The internal factors of an organization such as resources and capabilities are very important and need to be analysed in order to define the company’s identity. This provides the management team a solid starting point for their strategy. The exercise of ranking the identified resources and capabilities enables the organization to have a clearer picture of these existing internal factors. The result is to see if they can offer a sustainable competitive advantage for the outcome of generating profit or if adjustments are necessary.
There is a concept called the value chain which was best described by Porter to determine the connection between the various internal systems and their activities within a business. This model known as Porter’s Value Chain (MindTools, n.d.) illustrated below offers an appreciation and understanding of how a company creates value and how these activities are executed regulating the costs which affect profit.
There are links that exist between an organization’s resources, its capabilities and the probability of competitive advantage. For example, a company may find there are opportunities for improvement in various business activities such as the intangible and human categories of resources. It also may be apparent that reputation and culture need to be enhanced which are considered to be within the intangible resources category. Additionally, there may have been noticeable issues within the human resources category due to a low capacity for communication and collaboration which will also negatively influence employee motivation.
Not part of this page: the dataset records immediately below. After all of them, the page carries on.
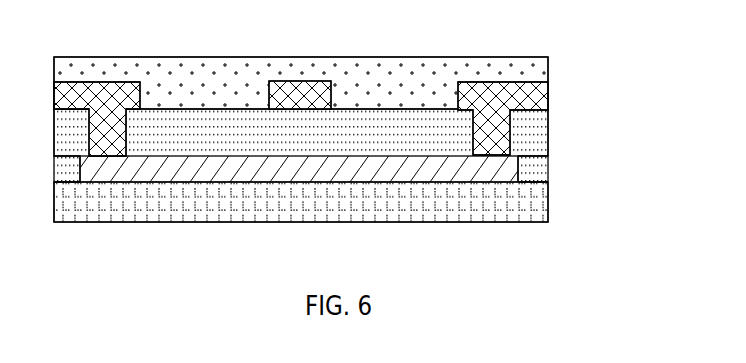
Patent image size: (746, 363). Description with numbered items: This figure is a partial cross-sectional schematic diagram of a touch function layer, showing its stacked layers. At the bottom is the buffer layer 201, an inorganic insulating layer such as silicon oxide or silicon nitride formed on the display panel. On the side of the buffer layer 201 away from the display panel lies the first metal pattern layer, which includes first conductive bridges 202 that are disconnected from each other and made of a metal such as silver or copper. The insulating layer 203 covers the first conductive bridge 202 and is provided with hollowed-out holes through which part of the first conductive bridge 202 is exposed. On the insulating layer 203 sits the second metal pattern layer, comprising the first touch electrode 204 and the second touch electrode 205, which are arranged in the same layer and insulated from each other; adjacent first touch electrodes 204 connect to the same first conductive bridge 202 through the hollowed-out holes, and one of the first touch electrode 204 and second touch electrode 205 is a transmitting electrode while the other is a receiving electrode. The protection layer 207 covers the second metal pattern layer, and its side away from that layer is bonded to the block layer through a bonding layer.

The buffer layer 201 is at (542, 208).
The first conductive bridge 202 is at (243, 156).
The insulating layer 203 is at (407, 113).
The first touch electrode 204 is at (105, 87).
The second touch electrode 205 is at (302, 90).
The protection layer 207 is at (222, 77).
These weak areas within these resources will impair a company’s capabilities leading to the inability in meeting the industry’s performance indicators ultimately resulting in the misalignment of the business strategy. As a response, the management team may implement several initiatives in an effort to improve employee collaboration and motivation throughout the organization. These can be in the forms of corporate cultural alignment training and cash incentive programs.
The indication of weak areas in this instance is an apparent absence of alignment within an organization. This can be seen in team members not supporting the company’s strategy in unison which damages the business’ reputation in the process and therefore not gaining the best competitive advantage.